Fig. 8: Network architecture diagram of Efficientnet_v2_m.
figure 8

On the left is the structural diagram of Efficientnet_v2_m, on the upper right is the Fused-MBConv structure, and on the lower right is the MBConv structure.

PolyLoss

Cross-Entropy Loss is used to measure the difference between the actual output of a neural network and the correct label, and updates network parameters through backpropagation23. It effectively prevents class imbalance during the training process and has robustness in class sorting. The calculation formula is shown in Eq. (2), where \({\alpha }_{j}\in R+\) is a polynomial coefficient and \({P}_{t}\) is the predicted probability of the target class label.

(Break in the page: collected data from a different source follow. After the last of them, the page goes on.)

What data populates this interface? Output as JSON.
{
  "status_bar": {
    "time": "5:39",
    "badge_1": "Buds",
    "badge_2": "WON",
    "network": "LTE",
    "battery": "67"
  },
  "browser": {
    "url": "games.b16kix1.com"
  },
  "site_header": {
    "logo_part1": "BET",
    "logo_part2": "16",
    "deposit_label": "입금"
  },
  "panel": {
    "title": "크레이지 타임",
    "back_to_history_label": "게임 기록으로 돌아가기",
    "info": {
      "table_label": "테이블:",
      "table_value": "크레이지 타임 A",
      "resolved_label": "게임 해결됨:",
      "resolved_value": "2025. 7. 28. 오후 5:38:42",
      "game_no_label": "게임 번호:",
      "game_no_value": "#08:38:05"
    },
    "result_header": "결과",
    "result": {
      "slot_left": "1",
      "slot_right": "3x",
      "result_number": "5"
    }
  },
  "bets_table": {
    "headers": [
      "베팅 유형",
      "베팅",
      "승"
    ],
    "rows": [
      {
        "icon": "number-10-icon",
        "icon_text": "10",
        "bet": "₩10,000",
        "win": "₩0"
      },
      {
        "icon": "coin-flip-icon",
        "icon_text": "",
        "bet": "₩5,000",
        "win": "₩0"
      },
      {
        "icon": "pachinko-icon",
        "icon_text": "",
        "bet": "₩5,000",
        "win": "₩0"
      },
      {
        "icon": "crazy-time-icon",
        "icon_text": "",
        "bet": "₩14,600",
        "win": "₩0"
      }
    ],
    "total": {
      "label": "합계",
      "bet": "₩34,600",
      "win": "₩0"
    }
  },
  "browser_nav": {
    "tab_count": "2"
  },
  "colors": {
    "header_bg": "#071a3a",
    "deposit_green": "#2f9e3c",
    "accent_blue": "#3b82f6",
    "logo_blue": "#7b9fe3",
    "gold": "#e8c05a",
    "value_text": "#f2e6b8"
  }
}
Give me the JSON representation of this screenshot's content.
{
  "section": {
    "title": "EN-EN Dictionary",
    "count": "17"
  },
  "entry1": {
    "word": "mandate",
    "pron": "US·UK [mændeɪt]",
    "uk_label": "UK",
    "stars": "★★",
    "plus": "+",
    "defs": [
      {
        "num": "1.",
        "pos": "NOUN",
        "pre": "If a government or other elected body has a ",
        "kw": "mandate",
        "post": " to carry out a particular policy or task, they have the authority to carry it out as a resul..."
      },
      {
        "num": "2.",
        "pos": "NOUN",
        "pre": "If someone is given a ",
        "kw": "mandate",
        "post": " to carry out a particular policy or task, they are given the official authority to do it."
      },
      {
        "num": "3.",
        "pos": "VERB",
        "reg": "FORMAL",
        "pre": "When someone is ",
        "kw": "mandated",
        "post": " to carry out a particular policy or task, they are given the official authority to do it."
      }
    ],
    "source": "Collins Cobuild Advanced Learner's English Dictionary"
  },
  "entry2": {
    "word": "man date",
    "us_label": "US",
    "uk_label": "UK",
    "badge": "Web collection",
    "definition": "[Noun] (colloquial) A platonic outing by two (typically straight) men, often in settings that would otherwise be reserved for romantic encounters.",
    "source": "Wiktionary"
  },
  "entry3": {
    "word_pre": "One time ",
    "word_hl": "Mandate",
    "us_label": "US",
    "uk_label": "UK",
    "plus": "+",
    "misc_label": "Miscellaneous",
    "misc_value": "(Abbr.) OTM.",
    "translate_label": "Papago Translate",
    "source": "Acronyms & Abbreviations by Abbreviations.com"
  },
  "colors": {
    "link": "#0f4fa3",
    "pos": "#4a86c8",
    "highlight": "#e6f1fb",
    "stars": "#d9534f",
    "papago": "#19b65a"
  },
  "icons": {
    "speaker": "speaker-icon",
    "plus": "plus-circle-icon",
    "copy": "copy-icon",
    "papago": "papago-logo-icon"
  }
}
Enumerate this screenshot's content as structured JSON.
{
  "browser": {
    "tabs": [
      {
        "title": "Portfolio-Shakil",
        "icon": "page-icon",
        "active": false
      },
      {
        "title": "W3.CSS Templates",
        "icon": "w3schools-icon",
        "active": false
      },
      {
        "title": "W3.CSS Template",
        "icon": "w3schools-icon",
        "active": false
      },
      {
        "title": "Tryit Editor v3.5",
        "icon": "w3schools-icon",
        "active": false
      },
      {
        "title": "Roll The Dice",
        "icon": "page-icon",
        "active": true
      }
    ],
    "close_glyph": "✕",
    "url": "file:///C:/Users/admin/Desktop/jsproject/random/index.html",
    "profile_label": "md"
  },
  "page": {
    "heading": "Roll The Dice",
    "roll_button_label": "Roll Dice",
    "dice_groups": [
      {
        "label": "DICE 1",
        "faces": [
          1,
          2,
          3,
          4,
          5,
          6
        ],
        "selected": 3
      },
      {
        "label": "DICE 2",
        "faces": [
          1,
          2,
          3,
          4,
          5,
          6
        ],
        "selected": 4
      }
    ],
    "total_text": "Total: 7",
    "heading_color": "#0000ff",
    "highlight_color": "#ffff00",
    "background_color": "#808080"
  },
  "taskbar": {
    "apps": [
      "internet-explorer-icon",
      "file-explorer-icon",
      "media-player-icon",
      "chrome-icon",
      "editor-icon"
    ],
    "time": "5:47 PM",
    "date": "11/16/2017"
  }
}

$${L}_{{CE}}=-log\left({P}_{t}\right)=\mathop{\sum }\limits_{j=1}^{\infty }{\alpha }_{j}{\left(1-{P}_{t}\right)}^{j}$$
(2)

PolyLoss is an optimized version of Cross-Entropy Loss, which approximates the loss function using Taylor expansion as a simple framework24. The loss function is designed as a linear combination of polynomial functions, and the specific calculation formula is (3). Among them, N represents the number of important coefficients to be adjusted, and \({\varepsilon }_{j}\in [-\frac{1}{j},\infty ]\) is the perturbation term. In this study, the original loss function Cross-Entropy loss of the selected student model is replaced with PolyLoss.

$${L}_{P{loy}}=-log\left({P}_{t}\right)+\mathop{\sum }\limits_{j=1}^{N}{\varepsilon }_{j}{\left(1-{P}_{t}\right)}^{j}$$
(3)

AdamW

The AdamW optimizer is a variant of the Adam optimizer that combines weight decay (L2 regularization) with the Adam optimizer25. The key to AdamW is that it treats weight decay separately from gradient updating, which helps to address the incompatibility of L2 regularization with adaptive learning rate algorithms. In this study, the optimizer of the model after replacing the loss function is replaced with AdamW instead of RMSProp.

Knowledge distillation

In recent years, computing power has been continuously improving, and deep learning network models are becoming larger and larger. However, limited by resource capacity, deep neural models are difficult to deploy on devices. As an effective method of model optimization, knowledge distillation can reduce model complexity and computational overhead while retaining the key knowledge of high-performance models26.

Attention Transfer (AT), proposed at ICLR2017 conference, is a knowledge distillation method27. It draws attention from a network of teachers and distills the learned attention map into the student network as a kind of knowledge, so that the learning network tries to generate attention map similar to the teacher network, so as to improve the performance of the student network. This study uses the Efficientnet_v2_m model as the teacher model and employs the AT method to conduct knowledge distillation experiments on the student model ResNet18 at different distillation loss ratio. The specific schematic diagram is shown in Fig. 9.

Fig. 9: Schematic diagram of AT.
figure 9

The top of the picture is the teacher model, and the bottom is the student model. This method extracts attention from the teacher network and uses it as a goal to guide the student network.